- North American Player's Choice cover art
- Developer: Kemco
- Publishers: JP/PAL: Kemco; NA: Nintendo;
- Series: Crazy Castle
- Platform: Game Boy
- Release: JP: December 22, 1993; AU: Q1 1996; NA: May 1998; EU: 1995;
- Genres: Puzzle, action
- Mode: Single-player

= Mickey Mouse: Magic Wands! =

1993 video game

Mickey Mouse: Magic Wands!, known in Japan as Mickey Mouse V: Mahou no Stick (ミッキーマウスV 魔法のステッキ, lit. "Mickey Mouse V: The Magical Stick") and known in Europe as Mickey Mouse V: Magic Wands!, is a puzzle/action game developed and published by Kemco in Japan on December 22, 1993. It was later released in Europe by Kemco in October 1995 and published in North America by Nintendo in May 1998 under the Player's Choice label with the western versions featuring Super Game Boy support. It is the fifth installment in the Crazy Castle series.

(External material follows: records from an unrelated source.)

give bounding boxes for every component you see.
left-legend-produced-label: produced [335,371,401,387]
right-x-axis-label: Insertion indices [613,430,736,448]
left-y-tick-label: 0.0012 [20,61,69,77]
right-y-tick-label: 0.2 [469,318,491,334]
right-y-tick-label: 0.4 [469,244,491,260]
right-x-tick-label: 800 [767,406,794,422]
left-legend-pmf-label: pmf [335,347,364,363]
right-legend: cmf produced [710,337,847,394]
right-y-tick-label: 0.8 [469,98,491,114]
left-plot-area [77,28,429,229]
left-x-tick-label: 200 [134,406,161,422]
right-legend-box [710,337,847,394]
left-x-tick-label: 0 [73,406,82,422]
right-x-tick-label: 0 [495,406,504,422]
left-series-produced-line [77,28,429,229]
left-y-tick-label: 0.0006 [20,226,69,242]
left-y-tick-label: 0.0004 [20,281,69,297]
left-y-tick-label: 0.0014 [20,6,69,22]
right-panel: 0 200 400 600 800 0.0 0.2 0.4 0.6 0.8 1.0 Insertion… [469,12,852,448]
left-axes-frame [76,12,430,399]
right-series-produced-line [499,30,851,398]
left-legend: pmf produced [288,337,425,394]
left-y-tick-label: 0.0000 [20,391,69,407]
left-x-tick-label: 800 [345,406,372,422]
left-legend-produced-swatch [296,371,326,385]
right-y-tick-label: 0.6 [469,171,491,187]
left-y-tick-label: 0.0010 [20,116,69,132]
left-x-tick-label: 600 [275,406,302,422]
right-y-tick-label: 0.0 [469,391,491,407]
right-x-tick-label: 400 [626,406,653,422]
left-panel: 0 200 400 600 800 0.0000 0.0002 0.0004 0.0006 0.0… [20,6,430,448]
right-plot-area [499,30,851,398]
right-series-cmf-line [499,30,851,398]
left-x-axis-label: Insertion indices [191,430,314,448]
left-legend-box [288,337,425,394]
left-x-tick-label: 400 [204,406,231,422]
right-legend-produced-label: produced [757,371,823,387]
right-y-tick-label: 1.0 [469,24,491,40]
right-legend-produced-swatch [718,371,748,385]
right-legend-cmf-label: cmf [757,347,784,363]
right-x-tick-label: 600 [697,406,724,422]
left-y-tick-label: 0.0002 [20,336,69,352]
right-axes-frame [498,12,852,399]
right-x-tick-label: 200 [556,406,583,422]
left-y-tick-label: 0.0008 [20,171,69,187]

It was the last of Kemco's Mickey Mouse-based video games in their Crazy Castle series and the only title to be released in North America under its original title (although the Roman numeral was removed).

==Gameplay==
To save his friends, Mickey has to collect puzzle pieces that completes images of his friends, including Minnie Mouse, Donald Duck, Goofy and even obscure characters like Grandma Duck from the comic book series. To do this, Mickey has to wave his wand over crystals which conceal pieces of the image, items, and occasional enemies. Each level has ten small stages, each with at least one image to complete. Each tenth stage has an end boss to defeat. The image to complete in the tenth stage of each level reveals the character being held captive by the end boss of that level.

==Plot==
Mickey and his friends get lost in a forest and discover a haunted castle that belongs to the evil witch Yashja. The castle is full of tricks, traps, and magic wands to create ice and fire. Suddenly, a gaping hole opens up under Mickey's friends and they all fall in. Now Mickey has to save his friends, who are being held captive by the witch. The game ends with Mickey running to the center of a long room and calls out for Minnie, who eventually answers. They meet and embrace each other and reunite with their friends. Goofy takes a picture to celebrate their victory.